Lo mejor de las elecciones catalanas es que ya se han celebrado, poniendo término a doce largos meses de llamamientos a las urnas (generales, andaluzas, gallegas y vascas, y finalmente en Cataluña). Si nada imprevisto se cruza en el camino, el horizonte estará despejado de nuevas consultas hasta la primavera de 2015, esto es, durante algo más de dos años, una circunstancia no poco singular en nuestro atiborrado calendario electoral, con tan negativas interferencias en el pulso y el “tempo” de la política económica de unos y otros gobiernos: con Zapatero de presidente, en 2008 y parte de 2009 todo se supeditó a los sucesivos reclamos lectorales, perdiendo un irrecuperable margen de maniobra para afrontar los primeros embates de la crisis, y nada bueno ha cosechado en el arranque de la presidencia de Rajoy tener la vista puesta en las urnas autonómicas, así como el artificioso clima de tensa confrontación alimentado por las recurrentes campañas electorales (esa servidumbre de la democracia, como podría haber dicho Borges). Se abre, en definitiva, un periodo propicio para acometer las reformas en profundidad.

A realzar esa oportunidad están contribuyendo los datos positivos de las cuentas exteriores (con superávit en la balanza por cuenta corriente en julio y agosto, algo inédito desde antes del euro), fruto del gran esfuerzo de ajuste realizado por los agentes privados: la clave de esos buenos registros está, en efecto, en una mejora continuada de la productividad (con cierre de muchas empresas marginales), que unida a la moderación salarial más reciente ha facilitado reducciones significativas de los costes laborales unitarios, es decir, de apreciables ganancias de competitividad.
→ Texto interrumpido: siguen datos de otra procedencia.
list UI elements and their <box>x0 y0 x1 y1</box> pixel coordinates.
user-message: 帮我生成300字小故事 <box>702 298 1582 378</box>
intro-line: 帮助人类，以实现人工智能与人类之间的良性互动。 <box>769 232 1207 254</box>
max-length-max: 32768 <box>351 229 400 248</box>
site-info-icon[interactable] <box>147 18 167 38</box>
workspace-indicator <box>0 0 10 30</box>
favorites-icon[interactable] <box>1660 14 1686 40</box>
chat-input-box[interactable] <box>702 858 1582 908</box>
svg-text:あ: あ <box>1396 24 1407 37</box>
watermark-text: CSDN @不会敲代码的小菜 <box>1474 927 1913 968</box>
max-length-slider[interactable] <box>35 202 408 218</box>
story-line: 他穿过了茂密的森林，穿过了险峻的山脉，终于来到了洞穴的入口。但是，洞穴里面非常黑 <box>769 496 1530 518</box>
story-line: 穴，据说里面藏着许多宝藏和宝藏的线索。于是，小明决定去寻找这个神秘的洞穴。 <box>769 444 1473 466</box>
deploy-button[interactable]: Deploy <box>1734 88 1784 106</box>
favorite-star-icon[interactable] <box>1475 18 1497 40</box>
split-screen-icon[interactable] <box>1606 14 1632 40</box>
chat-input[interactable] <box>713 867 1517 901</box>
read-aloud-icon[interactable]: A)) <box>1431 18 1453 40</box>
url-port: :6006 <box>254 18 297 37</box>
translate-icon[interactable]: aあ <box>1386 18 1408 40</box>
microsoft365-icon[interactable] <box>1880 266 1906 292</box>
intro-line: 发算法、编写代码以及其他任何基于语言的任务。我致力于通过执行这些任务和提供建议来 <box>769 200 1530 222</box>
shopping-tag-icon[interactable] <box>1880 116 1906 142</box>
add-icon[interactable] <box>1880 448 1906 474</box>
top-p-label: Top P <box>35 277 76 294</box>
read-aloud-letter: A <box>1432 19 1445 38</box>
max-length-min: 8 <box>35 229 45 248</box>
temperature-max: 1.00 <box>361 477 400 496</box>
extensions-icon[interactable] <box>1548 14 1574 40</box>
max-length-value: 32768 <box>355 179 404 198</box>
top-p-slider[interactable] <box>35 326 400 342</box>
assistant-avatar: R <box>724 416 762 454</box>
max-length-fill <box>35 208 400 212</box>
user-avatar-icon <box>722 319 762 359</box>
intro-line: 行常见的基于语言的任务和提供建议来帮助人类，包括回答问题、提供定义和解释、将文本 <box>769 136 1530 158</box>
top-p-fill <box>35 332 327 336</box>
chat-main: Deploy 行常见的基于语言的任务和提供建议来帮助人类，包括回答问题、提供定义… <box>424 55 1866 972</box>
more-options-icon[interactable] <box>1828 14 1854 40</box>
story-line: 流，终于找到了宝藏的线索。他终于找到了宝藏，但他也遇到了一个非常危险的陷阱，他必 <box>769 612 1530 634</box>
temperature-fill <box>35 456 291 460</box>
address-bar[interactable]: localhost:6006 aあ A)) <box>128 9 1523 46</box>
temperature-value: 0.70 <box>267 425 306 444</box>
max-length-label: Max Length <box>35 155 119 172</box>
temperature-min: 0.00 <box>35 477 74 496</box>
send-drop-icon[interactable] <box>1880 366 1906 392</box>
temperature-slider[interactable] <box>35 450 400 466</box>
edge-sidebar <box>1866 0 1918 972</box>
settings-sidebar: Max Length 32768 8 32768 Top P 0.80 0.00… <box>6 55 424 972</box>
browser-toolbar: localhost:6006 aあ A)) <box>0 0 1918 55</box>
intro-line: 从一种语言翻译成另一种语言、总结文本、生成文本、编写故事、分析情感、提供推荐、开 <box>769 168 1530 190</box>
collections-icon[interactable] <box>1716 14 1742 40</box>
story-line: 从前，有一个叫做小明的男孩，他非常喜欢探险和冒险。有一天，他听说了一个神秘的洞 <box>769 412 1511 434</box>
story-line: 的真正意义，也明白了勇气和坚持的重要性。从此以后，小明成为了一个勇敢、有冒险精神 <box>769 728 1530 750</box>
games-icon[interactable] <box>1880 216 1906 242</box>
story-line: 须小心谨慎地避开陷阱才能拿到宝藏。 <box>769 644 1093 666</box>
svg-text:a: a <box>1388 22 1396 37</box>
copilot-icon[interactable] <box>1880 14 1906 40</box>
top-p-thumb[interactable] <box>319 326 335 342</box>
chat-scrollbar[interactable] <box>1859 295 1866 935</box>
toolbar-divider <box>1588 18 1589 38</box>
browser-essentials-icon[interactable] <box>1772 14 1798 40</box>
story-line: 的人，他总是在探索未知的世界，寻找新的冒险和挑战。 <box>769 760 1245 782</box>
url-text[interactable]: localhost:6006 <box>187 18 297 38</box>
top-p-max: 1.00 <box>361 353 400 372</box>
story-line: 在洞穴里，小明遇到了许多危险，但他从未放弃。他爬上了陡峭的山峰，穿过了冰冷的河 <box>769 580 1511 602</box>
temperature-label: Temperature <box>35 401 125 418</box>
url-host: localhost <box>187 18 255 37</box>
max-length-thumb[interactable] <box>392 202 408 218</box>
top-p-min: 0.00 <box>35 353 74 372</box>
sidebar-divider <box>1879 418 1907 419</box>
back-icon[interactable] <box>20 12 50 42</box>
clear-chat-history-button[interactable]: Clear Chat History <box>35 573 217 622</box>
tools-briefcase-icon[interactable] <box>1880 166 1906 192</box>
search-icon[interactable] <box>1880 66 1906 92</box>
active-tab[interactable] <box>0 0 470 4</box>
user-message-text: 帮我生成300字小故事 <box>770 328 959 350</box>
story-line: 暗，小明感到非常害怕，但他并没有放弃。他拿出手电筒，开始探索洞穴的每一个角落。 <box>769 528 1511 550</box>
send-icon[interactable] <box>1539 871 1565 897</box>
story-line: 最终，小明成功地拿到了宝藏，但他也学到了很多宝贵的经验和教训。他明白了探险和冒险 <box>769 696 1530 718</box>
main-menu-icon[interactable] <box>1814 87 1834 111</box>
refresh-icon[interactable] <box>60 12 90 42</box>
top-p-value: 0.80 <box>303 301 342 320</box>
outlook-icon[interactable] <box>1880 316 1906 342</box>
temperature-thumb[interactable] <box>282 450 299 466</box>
Es al sector público al que le corresponde hacer el esfuerzo pendiente, como ha subrayado en su más reciente declaración el Círculo Cívico de Opinión, un foro de la sociedad civil en donde confluyen voces académicas, profesionales y de empresas. Pero no por la vía del aumento de impuestos (la elegida en el Proyecto de Presupuestos), sino acometiendo con más criterio el recorte del gasto: actuar sobre las grandes partidas y abandonar los recortes lineales, que pueden frenar el crecimiento presente y futuro. La reducción del tamaño de las Administraciones públicas, la racionalización del Estado del bienestar y la disminución de la capacidad excedentaria en infraestructuras públicas, son imprescindibles.

Reducir el tamaño de las Administraciones públicas es, sin duda, lo más urgente. Por una parte, disminuirá el coste soportado por los demás agentes económicos. Contiene también un factor de ejemplaridad, necesario para que los ciudadanos recuperen la confianza perdida en las instituciones y los políticos, si prescinden de pompa y asesores. Será, además, una oportunidad para reordenar la distribución de competencias entre Administraciones y poner límites a su tendencia compulsiva a expandirse. Dada la crisis del modelo territorial español, debería aprovecharse la ocasión para solucionar simultáneamente lo económico y lo político. Soñar no está prohibido.